Introduction

Figure 5.1 shows an array of nanodots created using the novel ``double template'' method imaged using a scanning electron microscope.

Figure 5.2 shows the experimentally measured hysteresis loop for such an array of nickel nanodots (see section 5.1.1) with a bounding sphere diameter $d$ of 500nm (Zhukov, 2004) obtained through magneto-optical Kerr effect (Argyres, 1955) microscopy. The motivation here is to reveal the physics in this hysteresis loop through micromagnetic simulation.

Although the precise shape of the nanodot is not known, we do know the manufacturing method (see section 5.1.3) and from this we can derive an approximate representation of the nanodot.

It is not feasible to perform a three-dimensional micromagnetic simulation of a large array of nanodots so instead a single nanodot is modelled numerically.

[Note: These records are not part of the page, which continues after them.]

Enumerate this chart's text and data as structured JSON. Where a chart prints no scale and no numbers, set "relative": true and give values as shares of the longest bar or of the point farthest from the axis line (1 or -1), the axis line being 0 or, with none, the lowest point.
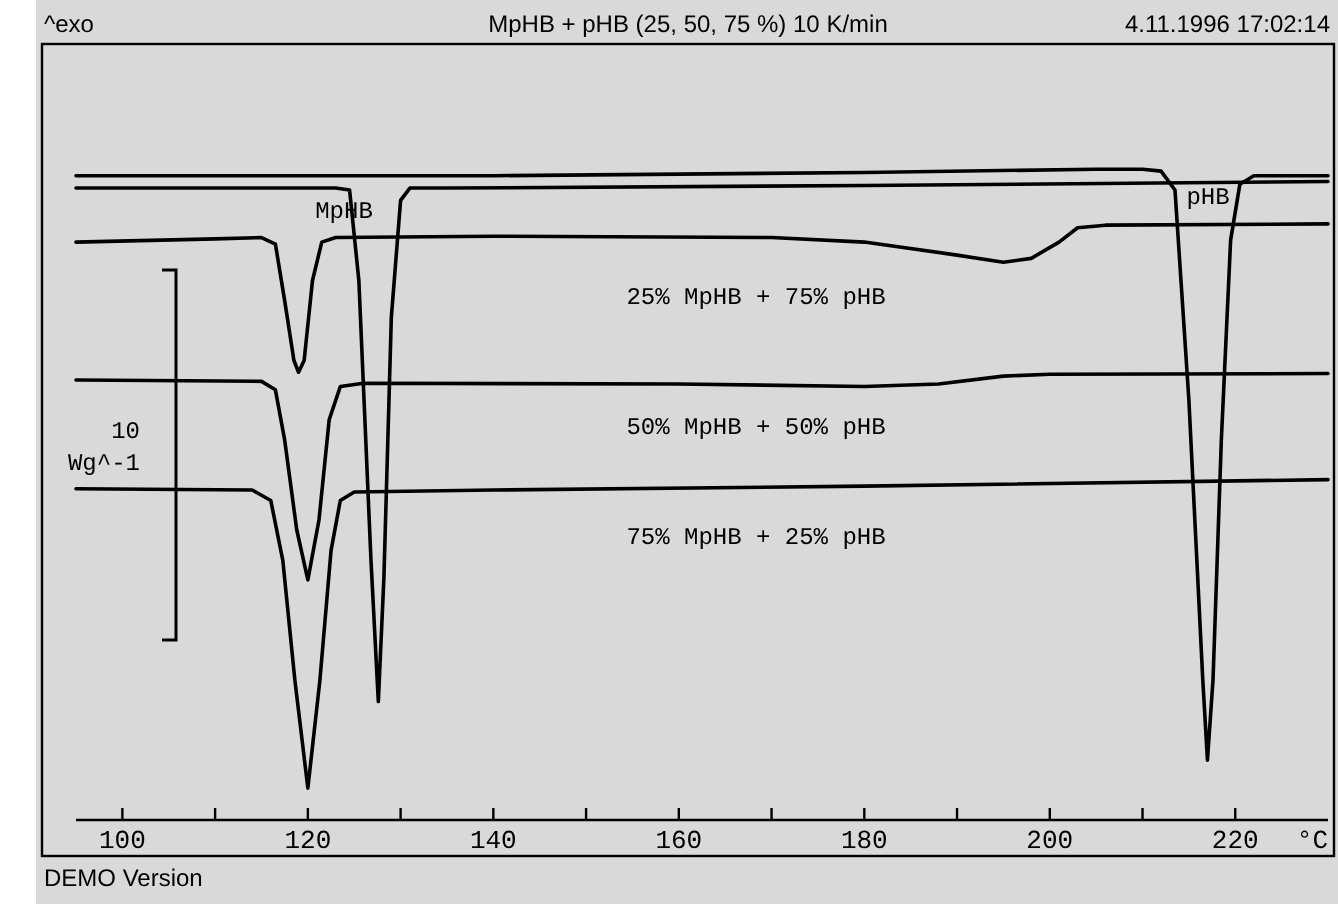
{
  "chart_data": {
    "type": "line",
    "title": "MpHB + pHB (25, 50, 75 %) 10 K/min",
    "xlabel": "°C",
    "relative": true,
    "xlim": [
      95,
      230
    ],
    "xticks": [
      100,
      {
        "value": 110,
        "label": null
      },
      120,
      {
        "value": 130,
        "label": null
      },
      140,
      {
        "value": 150,
        "label": null
      },
      160,
      {
        "value": 170,
        "label": null
      },
      180,
      {
        "value": 190,
        "label": null
      },
      200,
      {
        "value": 210,
        "label": null
      },
      220
    ],
    "grid": false,
    "legend": false,
    "marker": "none",
    "line_style": "solid",
    "series": [
      {
        "color": "#000000",
        "x": [
          95,
          140,
          180,
          205,
          210,
          212,
          213.5,
          215,
          216.5,
          217,
          217.6,
          218.5,
          219.5,
          220.5,
          222,
          230
        ],
        "values": [
          0.99,
          0.99,
          0.995,
          1.0,
          1.0,
          0.997,
          0.968,
          0.645,
          0.215,
          0.092,
          0.215,
          0.584,
          0.891,
          0.977,
          0.99,
          0.99
        ]
      },
      {
        "color": "#000000",
        "x": [
          95,
          115,
          123,
          124.5,
          125.5,
          126.8,
          127.6,
          128.2,
          129,
          130,
          131,
          135,
          180,
          230
        ],
        "values": [
          0.971,
          0.971,
          0.971,
          0.968,
          0.829,
          0.401,
          0.182,
          0.372,
          0.772,
          0.952,
          0.971,
          0.971,
          0.975,
          0.981
        ]
      },
      {
        "color": "#000000",
        "x": [
          95,
          110,
          115,
          116.5,
          117.5,
          118.5,
          119,
          119.6,
          120.5,
          121.5,
          123,
          140,
          170,
          180,
          190,
          195,
          198,
          201,
          203,
          206,
          230
        ],
        "values": [
          0.888,
          0.893,
          0.895,
          0.885,
          0.798,
          0.706,
          0.688,
          0.706,
          0.829,
          0.888,
          0.895,
          0.897,
          0.895,
          0.888,
          0.868,
          0.857,
          0.863,
          0.888,
          0.91,
          0.914,
          0.916
        ]
      },
      {
        "color": "#000000",
        "x": [
          95,
          115,
          116.5,
          117.5,
          118.8,
          120,
          121.2,
          122.3,
          123.5,
          126,
          160,
          180,
          188,
          195,
          200,
          230
        ],
        "values": [
          0.676,
          0.674,
          0.661,
          0.584,
          0.446,
          0.369,
          0.461,
          0.615,
          0.666,
          0.671,
          0.67,
          0.666,
          0.67,
          0.682,
          0.685,
          0.686
        ]
      },
      {
        "color": "#000000",
        "x": [
          95,
          114,
          116,
          117.3,
          118.6,
          120,
          121.3,
          122.5,
          123.5,
          125,
          140,
          180,
          230
        ],
        "values": [
          0.509,
          0.507,
          0.491,
          0.399,
          0.215,
          0.049,
          0.215,
          0.414,
          0.491,
          0.504,
          0.507,
          0.513,
          0.523
        ]
      }
    ],
    "annotations": [
      "^exo",
      "4.11.1996 17:02:14",
      "DEMO Version",
      "10",
      "Wg^-1",
      {
        "text": "MpHB",
        "x": 123.9,
        "y": 0.935
      },
      "pHB",
      "25% MpHB + 75% pHB",
      "50% MpHB + 50% pHB",
      "75% MpHB + 25% pHB"
    ]
  }
}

Despite some inevitable dipolar interaction in the real system, particularly when the nanodots are close together, it remains of interest to investigate the magnetisation of an independent nanodot.

Figure 5.1: Scanning electron microscope image of a droplet array

Figure 5.2: Normalised MOKE measurements for a nickel dot array of diameter 500nm

Figure 5.3: The double-template self-assembly technique. First, an aqueous suspension of latex spheres (top left) of diameter $d$ is poured onto a substrate. As the water evaporates, the latex spheres are attracted to each other (top centre), forming a regular close-packed structure. This template can be filled with a non-magnetic material (top right) and the latex spheres etched away (bottom left). The resulting gaps can be filled with a magnetic material to a varying height $h$ (bottom right) to form arrays of connected or disconnected part-spherical nanodots.